Travellers caused damage in Northampton this week, claims residents’ group

The former First Bus depot in St James was the site of a traveller emcampment on Tuesday.

The former First Bus depot in St James was the site of a traveller emcampment on Tuesday.

Calls have been made to speed up development of a disused bus depot in Northampton after a group of travellers allegedly caused damage there this week.

The former First Bus depot in St James was bought by Church’s Shoes in 2013 as part of its bid to expand its factory and create a further 150 jobs.

St James Residents' Association says something needs to be done to stop the former depot from being vandalised again.

St James Residents' Association says something needs to be done to stop the former depot from being vandalised again.

But the plans have halted over the past three years.

On Tuesday, a group of 14 traveller caravans pitched up there, leading to reports of criminal damage to the distinctive Corporation Transport office block.

Plants were removed from a set of flowerbeds in St James Square, at least one pub had to close early due to alleged rowdiness, and human excrement was found within the bus depot building according to eyewitnesses.

St James Residents’ Association (SJRA)is now calling for action to see the site developed.

SJRA Chairman Graham Croucher said: “The fact that the depot has stood empty for over two years now, and no sign of any redevelopment work in the offing, is also of great concern to us and this situation will only encourage similar attacks as this unique building falls into disrepair.”

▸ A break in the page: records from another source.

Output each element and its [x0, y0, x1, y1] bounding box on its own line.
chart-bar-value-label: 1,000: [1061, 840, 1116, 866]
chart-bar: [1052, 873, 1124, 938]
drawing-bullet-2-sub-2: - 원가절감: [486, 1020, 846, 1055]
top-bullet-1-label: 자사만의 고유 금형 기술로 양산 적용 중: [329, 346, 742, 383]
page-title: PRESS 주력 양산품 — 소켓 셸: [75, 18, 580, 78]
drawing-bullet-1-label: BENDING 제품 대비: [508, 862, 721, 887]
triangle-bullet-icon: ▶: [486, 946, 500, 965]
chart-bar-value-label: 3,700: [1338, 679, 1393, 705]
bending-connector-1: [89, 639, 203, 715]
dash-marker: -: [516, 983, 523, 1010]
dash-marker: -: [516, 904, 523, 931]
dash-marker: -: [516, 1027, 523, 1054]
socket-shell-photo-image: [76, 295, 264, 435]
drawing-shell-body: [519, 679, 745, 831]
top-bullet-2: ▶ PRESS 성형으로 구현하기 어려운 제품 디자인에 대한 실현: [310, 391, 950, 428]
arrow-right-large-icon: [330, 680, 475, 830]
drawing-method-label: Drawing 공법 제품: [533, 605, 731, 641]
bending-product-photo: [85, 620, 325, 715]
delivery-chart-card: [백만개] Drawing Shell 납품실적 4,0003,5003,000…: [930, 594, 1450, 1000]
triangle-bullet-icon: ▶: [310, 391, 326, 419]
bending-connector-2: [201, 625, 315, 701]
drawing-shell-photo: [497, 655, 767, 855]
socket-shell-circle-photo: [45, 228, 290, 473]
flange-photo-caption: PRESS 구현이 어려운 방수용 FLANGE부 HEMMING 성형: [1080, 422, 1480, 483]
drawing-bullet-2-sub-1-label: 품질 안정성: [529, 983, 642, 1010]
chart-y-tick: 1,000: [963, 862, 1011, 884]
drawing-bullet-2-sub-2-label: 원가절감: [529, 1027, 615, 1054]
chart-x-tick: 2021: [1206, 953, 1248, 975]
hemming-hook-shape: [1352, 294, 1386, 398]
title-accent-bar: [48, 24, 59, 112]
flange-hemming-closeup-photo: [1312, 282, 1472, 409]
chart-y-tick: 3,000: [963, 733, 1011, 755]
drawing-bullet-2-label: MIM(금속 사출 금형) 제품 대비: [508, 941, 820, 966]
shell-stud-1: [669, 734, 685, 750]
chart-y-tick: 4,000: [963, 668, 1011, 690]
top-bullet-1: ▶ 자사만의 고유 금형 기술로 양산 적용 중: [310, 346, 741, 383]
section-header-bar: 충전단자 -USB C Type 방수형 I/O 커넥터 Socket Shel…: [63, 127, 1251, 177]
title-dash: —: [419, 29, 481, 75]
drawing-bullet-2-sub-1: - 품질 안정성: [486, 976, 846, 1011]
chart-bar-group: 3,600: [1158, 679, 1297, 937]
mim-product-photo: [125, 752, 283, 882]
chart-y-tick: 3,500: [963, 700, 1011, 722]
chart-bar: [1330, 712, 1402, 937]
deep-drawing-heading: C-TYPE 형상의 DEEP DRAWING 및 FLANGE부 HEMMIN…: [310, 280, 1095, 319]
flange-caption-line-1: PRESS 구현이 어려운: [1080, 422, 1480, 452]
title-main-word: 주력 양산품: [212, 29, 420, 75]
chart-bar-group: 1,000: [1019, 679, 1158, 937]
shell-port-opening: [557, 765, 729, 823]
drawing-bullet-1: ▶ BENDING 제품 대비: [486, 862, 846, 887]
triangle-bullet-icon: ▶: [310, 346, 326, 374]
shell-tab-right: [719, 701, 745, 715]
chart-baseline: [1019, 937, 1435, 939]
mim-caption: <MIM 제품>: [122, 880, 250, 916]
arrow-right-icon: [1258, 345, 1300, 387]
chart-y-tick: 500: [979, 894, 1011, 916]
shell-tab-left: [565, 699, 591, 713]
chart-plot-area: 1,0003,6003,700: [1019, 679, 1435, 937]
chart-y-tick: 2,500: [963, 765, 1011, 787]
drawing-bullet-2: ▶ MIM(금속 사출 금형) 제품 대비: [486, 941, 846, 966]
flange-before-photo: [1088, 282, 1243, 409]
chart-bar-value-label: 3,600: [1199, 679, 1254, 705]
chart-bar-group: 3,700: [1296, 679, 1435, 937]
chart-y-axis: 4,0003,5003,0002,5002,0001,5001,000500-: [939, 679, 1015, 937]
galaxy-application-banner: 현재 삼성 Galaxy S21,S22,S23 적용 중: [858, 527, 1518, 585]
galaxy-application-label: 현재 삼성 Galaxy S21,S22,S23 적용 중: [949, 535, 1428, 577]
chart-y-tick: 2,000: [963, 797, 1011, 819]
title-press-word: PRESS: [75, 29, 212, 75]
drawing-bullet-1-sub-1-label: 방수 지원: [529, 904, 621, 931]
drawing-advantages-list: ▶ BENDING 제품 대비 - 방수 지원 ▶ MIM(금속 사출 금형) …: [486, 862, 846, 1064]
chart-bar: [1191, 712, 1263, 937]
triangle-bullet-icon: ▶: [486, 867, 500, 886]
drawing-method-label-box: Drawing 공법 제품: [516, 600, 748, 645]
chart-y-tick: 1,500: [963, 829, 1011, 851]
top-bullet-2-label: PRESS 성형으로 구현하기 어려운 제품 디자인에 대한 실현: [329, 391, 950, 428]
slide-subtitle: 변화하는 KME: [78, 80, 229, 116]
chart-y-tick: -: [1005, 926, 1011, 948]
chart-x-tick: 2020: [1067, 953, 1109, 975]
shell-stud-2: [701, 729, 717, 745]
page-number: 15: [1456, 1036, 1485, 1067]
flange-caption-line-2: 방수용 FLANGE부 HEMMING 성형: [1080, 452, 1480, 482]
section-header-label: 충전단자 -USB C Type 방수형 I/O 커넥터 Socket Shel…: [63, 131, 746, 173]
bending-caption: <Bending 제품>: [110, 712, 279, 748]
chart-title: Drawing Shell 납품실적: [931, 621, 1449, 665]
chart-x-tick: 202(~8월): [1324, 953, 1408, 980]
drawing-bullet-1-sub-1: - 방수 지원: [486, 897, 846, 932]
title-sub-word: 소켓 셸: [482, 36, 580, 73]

The residents’ association says the fact the traveller encampment managed to gain access to the site is a “major concern.”

A statement from the chairman claims it has tried to contact Church’s about the building, but received no reply.

Church’s has also been contacted for comment by the Chronicle & Echo.

The residents’ association mounted a campaign to protect the building in 2013 and was initially glad to see it bought by Church’s.

Mr Croucher added: “We fought hard to preserve this historic building for future generations and we now fear for its future.

“We call on Church’s to make a statement on the buildings future and inform residents of a start date for redevelopment, and to take steps to secure it from future attacks of vandalism and criminal damage.”

When Church’s first announced its intentions to take over the site there had been fears over the power supply to that part of town.

Mr Croucher said the resident’s association now fears the bus depot development could be linked to the success of a proposed power plant plan on the nearby Westbridge depot - which has been the source of several protests.

He said: “We hope that a start date for work to commence is not dependent on planning permission being granted for the proposed waste to power plant as has been suggested.

“As for the travellers, we call on the local authority and police to act in a much quicker fashion in future.”